Deux jeunes hommes s’isolent dans la nature afin de reconstruire leur vision de l’amour à l’abri des regards. Ironiquement, c’est sous les yeux du public que se tisse la tension entre les deux protagonistes, à force de mots couverts, de sous-entendus et de silences chargés d’émotions. 

Ce scénario, imaginé par David Mamet en 1977, avait d’abord été écrit pour une relation entre un homme et une femme. Il y a deux ans, le texte est passé entre les mains de Danielle Le Saux-Farmer, d’André Robillard et de Karine Mecteau Bouchard, qui décident de monter la pièce, non sans l’adapter à une réalité correspondant davantage au paysage social actuel.

Le processus de travail derrière la mise en scène de Dans le bois a toutefois été marqué par une rencontre très importante, provoquée par la recherche d’une traduction francophone des mots de Mamet. «Il existait une traduction manuscrite, cachée dans le fond d’un placard, même pas publiée», explique avec enthousiasme Danielle Le Saux-Farmer, metteure en scène du projet. «Après deux semaines de recherches, on a fini par trouver Rose-Marie Belisle. C’est elle qui a eu le mandat de traduire la pièce dans les années 1980, pour une compagnie de Montréal», indique André Robillard. «Elle nous a expliqué plein de choses sur le texte […], sur les images utilisées par l’auteur et les liens avec la psychanalyse, par exemple. Ça l’habite, ce texte-là. Elle le connaît comme si elle l’avait traduit hier.»
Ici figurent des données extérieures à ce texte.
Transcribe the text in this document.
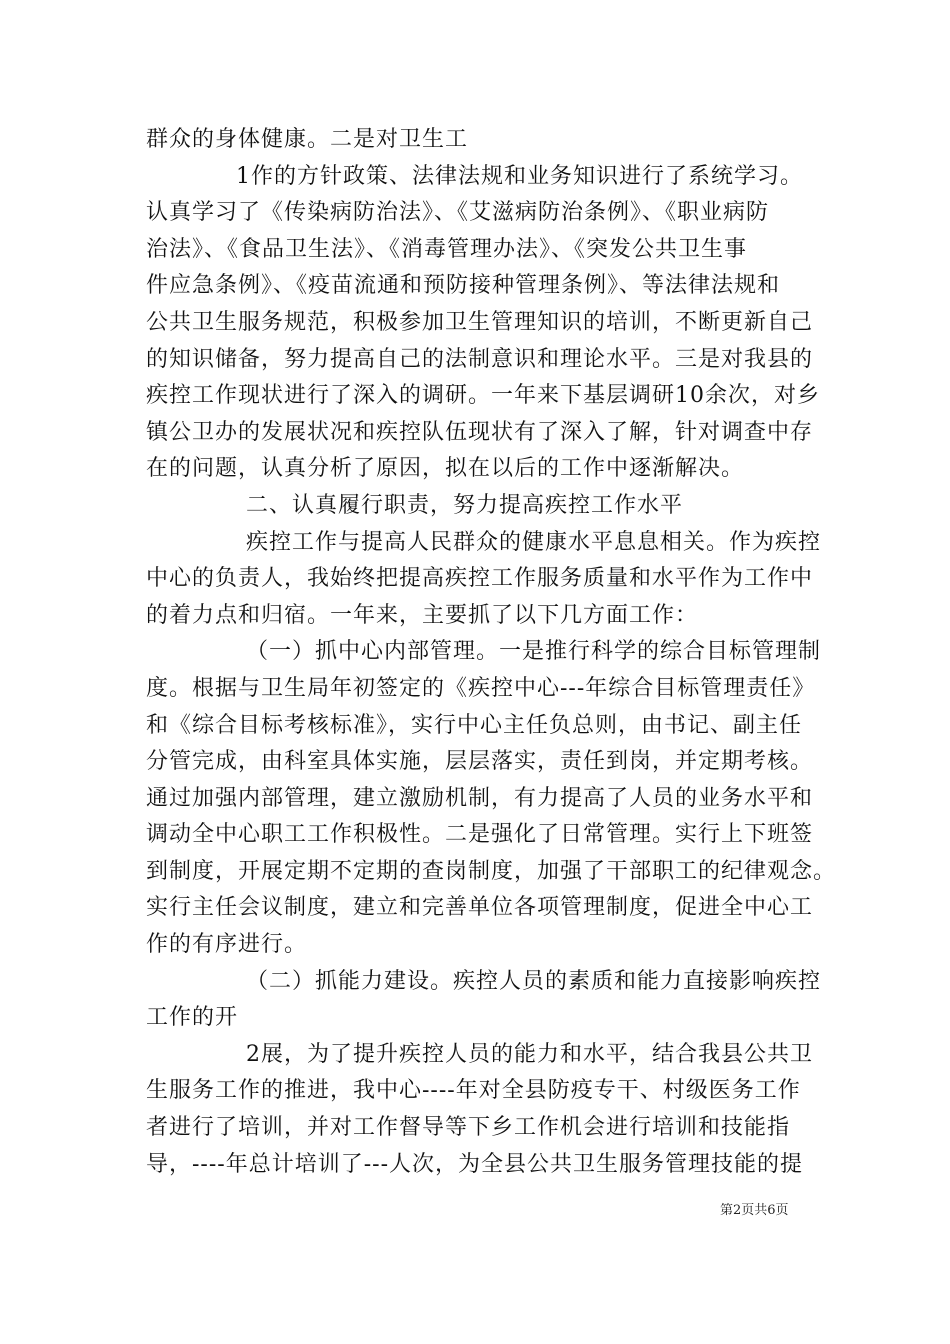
群众的身体健康。二是对卫生工
1作的方针政策、法律法规和业务知识进行了系统学习。
认真学习了《传染病防治法》、《艾滋病防治条例》、《职业病防
治法》、《食品卫生法》、《消毒管理办法》、《突发公共卫生事
件应急条例》、《疫苗流通和预防接种管理条例》、等法律法规和
公共卫生服务规范，积极参加卫生管理知识的培训，不断更新自己
的知识储备，努力提高自己的法制意识和理论水平。三是对我县的
疾控工作现状进行了深入的调研。一年来下基层调研10余次，对乡
镇公卫办的发展状况和疾控队伍现状有了深入了解，针对调查中存
在的问题，认真分析了原因，拟在以后的工作中逐渐解决。
二、认真履行职责，努力提高疾控工作水平
疾控工作与提高人民群众的健康水平息息相关。作为疾控
中心的负责人，我始终把提高疾控工作服务质量和水平作为工作中
的着力点和归宿。一年来，主要抓了以下几方面工作：
（一）抓中心内部管理。一是推行科学的综合目标管理制
度。根据与卫生局年初签定的《疾控中心---年综合目标管理责任》
和《综合目标考核标准》，实行中心主任负总则，由书记、副主任
分管完成，由科室具体实施，层层落实，责任到岗，并定期考核。
通过加强内部管理，建立激励机制，有力提高了人员的业务水平和
调动全中心职工工作积极性。二是强化了日常管理。实行上下班签
到制度，开展定期不定期的查岗制度，加强了干部职工的纪律观念。
实行主任会议制度，建立和完善单位各项管理制度，促进全中心工
作的有序进行。
（二）抓能力建设。疾控人员的素质和能力直接影响疾控
工作的开
2展，为了提升疾控人员的能力和水平，结合我县公共卫
生服务工作的推进，我中心----年对全县防疫专干、村级医务工作
者进行了培训，并对工作督导等下乡工作机会进行培训和技能指
导，----年总计培训了---人次，为全县公共卫生服务管理技能的提
第2页共6页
Invitée à lire l’adaptation de la pièce pour deux personnages masculins, la colorée traductrice a donné sa bénédiction au collectif. «Ça enrichit le texte de l’avoir adapté, affirme la metteure en scène. Je ne sais pas si je le monterais avec un gars et une fille. […] Le mystère est plus grand dans un rapport d’égalité entre deux hommes.» Cette nouvelle perspective, en plus d’ajouter une importante couche de signification, pose aussi la question de l’hétéronormativité en société et de la nécessité pour le couple homosexuel de se refaire un monde, de revisiter cette norme.

Malgré tout, le sujet est universel: la pièce expose une relation entre deux êtres humains, qui décident de faire table rase pour recommencer à zéro et redéfinir leur idée de l’amour, avec les heurts que cela implique. Il s’agit d’un véritable défi pour les deux acteurs portant la pièce à bout de bras, André Robillard et Jean-Denis Beaudoin, qui jonglent avec des non-dits, des paraboles et des métaphores au cours des 75 minutes du spectacle.

Le public, quant à lui, est quelque part entre ces phrases, à deviner ce qui ne se dit pas. Positionnés autour de l’espace scénique, les spectateurs seront à l’intérieur de la tension, à suggérer le huis clos par leurs présences, bien qu’il s’agisse d’un huis clos à ciel ouvert. «La nature, c’est le troisième personnage. Il y a une étrangeté dans cette nature qui les oppresse, mais qui leur sert aussi de fuite dans le dialogue», exprime Le Saux-Farmer. «Ils essaient de s’échapper, mais ils en reviendront toujours à eux deux.»